Dundee is set to lead the world in oil and gas decommissioning — and create up to 7,500 jobs in the process.
In an exclusive interview with the Tele, the council’s director of city development Mike Galloway said exciting times were ahead as Dundee becomes a global centre for dismantling and disposing of drilling rigs and platforms.
Mr Galloway said: “Dundee is set to lead the way for the rest of the world in decommissioning and what can follow. These are exciting times. A lot of expertise is coming Dundee’s way and we are set to learn from that and then use the expertise to move forwards.”
Mr Galloway said that decommissioning in the city could last up to 30 years and in that time thousands of jobs could be created.
He said: “We’re looking at 5,500 to 7,500 jobs in the early days but that could rise.
“We’re already talking to the city’s colleges and universities with a view to very many apprenticeships also being created.”
He added: “Not only will it be busy at the Port of Dundee but we are envisaging new businesses forming and former factories which are currently closed reopening due to more investment and business start-ups all on the back of decommissioning.”
Mr Galloway said that not only would the breaking up of rigs take place in Dundee but also the recycling of the parts.
He said: “The bidding process has already begun. We are attracting oil companies who previously didn’t know what we could offer.”
Members of the council’s city development committee were told at a meeting last night about the new public-private partnership called Dundeecom, set up to create a major centre in Scotland for oil and gas decommissioning at the Port of Dundee.

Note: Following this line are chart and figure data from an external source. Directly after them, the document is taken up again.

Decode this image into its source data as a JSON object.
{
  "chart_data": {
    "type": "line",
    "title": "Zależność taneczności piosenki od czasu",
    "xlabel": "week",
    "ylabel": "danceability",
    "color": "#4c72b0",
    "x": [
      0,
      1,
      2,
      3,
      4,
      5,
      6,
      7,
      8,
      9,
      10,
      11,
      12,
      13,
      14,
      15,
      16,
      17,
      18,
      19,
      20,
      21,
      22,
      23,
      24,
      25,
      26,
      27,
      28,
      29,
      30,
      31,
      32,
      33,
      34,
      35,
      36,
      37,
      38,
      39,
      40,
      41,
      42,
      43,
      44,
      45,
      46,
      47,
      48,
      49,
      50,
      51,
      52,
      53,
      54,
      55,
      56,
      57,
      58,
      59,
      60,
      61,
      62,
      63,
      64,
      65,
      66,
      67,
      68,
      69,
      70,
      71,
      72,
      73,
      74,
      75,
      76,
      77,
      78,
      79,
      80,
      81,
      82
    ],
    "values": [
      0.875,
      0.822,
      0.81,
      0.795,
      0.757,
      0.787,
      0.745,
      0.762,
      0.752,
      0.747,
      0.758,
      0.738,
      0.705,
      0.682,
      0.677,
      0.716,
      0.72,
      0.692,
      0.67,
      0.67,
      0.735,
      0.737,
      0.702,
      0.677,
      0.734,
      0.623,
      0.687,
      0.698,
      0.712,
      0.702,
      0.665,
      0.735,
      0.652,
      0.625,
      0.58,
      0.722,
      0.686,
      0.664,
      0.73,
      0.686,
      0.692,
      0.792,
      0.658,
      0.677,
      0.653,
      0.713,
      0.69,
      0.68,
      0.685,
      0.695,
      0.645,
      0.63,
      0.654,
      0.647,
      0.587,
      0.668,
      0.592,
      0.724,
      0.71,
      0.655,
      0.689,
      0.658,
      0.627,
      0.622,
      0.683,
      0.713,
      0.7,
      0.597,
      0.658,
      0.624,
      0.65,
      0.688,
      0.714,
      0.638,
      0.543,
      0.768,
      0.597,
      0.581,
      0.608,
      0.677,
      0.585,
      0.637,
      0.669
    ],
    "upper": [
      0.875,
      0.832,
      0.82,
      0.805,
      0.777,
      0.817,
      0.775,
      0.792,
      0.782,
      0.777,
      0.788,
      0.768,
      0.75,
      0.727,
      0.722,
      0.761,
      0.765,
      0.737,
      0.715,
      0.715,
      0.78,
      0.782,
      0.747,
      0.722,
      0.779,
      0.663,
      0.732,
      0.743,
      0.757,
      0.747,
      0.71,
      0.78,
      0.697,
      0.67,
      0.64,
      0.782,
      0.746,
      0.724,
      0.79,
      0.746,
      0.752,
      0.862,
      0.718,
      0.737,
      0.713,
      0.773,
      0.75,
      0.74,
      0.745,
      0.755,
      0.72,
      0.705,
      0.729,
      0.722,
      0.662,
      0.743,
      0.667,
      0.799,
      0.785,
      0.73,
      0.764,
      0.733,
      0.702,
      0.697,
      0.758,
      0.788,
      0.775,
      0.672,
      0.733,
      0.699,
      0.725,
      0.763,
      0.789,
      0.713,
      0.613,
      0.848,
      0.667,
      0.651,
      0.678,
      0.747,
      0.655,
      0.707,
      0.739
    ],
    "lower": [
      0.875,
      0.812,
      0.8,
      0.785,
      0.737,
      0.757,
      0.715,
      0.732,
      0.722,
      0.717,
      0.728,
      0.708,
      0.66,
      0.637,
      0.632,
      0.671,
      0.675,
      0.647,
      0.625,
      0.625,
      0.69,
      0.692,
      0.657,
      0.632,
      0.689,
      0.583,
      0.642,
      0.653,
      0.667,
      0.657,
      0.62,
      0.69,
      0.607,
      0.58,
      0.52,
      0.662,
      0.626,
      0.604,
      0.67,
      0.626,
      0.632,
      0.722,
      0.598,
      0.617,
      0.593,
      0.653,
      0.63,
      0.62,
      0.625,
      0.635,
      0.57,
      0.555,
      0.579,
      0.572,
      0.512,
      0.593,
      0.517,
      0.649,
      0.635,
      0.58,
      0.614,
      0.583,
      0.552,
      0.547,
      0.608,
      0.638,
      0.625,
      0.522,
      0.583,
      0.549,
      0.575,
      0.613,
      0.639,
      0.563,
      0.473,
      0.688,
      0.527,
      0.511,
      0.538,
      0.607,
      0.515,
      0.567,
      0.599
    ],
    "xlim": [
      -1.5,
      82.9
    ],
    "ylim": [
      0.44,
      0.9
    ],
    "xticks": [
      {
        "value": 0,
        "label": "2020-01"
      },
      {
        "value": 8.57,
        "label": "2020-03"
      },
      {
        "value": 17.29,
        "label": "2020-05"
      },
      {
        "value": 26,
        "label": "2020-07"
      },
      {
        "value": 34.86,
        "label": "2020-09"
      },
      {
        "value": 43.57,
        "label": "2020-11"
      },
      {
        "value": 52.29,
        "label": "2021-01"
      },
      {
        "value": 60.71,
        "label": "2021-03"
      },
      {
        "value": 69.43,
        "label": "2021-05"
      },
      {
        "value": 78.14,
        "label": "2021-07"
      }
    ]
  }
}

The report also stated that decommissioning work is often carried out abroad at great cost to the taxpayer. As much as 70% of the cost of decommissioning can be clawed back through tax relief.
The report states: “The Port of Dundee, supported by the Ports of Montrose and Methil, can collectively provide all of the required infrastructure, land and skills to perform that role at a location which is the closest to the bulk of the North Sea with a ready supply chain and workforce to service the industry’s needs. Dundeecom offers the opportunity of a ‘blank page’ to completely revolutionise the decommissioning sector, by adopting a ‘circular economy’ approach rather than mere recycling and by creating a bespoke supply chain which adopts new streamlined processes with resultant savings to the UK taxpayer and efficiencies to North Sea oil operators.”

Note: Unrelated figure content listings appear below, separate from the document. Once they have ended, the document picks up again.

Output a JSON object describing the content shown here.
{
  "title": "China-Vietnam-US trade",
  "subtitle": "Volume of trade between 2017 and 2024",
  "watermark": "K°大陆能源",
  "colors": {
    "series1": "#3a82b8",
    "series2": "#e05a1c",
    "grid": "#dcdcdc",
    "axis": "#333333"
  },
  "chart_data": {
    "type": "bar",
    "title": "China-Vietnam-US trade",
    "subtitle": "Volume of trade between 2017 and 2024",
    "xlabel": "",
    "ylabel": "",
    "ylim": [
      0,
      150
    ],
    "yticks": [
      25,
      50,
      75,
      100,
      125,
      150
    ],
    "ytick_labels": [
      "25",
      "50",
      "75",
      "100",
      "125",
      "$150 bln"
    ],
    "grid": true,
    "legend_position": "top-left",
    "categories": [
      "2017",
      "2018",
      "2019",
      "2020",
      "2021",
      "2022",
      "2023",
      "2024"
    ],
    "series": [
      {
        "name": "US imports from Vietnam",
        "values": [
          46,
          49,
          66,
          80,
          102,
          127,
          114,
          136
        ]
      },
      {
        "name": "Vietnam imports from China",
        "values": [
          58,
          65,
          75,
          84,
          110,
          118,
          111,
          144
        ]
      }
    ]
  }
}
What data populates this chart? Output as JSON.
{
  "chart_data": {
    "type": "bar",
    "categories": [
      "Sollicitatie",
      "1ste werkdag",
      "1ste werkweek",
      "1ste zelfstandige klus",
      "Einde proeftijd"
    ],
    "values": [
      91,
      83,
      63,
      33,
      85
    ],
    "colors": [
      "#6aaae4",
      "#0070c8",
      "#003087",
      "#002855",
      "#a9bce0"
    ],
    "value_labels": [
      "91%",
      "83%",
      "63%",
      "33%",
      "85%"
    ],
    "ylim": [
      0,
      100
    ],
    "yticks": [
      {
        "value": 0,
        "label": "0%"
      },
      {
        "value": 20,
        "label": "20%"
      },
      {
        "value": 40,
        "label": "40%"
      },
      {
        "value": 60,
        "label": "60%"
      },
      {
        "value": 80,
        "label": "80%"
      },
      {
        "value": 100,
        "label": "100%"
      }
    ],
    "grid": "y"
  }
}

Dundee City Council is providing £100,000 in funding for the Dundeecom project and will work in partnership with Forth Ports, which owns Dundee Port.

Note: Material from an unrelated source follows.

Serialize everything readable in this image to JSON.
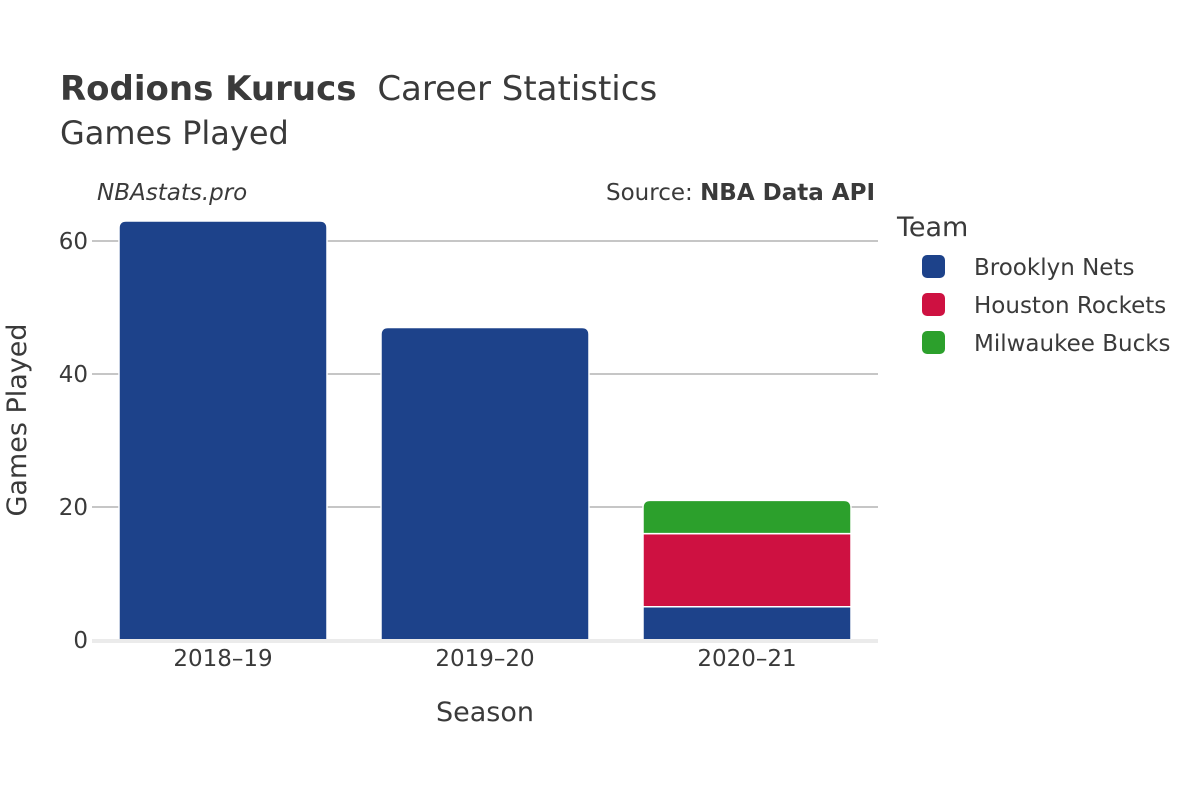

City development convener councillor Will Dawson said: “Dundee is ideally placed to become a major hub for this sort of industry.
“This would be a major industry coming back into the port and the supply chain that goes with it would bring much-needed jobs.”
Stuart Wallace, chief operating officer for Forth Ports, said: “Forth Ports is fully committed to investing in the Port of Dundee to ensure that the infrastructure is in place to capitalise on the significant opportunities presented by the North Sea Oil & Gas and Decommissioning sectors over the coming years.
“Work is well underway with our new £10 million quayside which will become the strongest quayside in the country when it is completed at the end of the year.
“We also have developed strong partnerships with specialist Decom companies including Augean who are now based at the port.”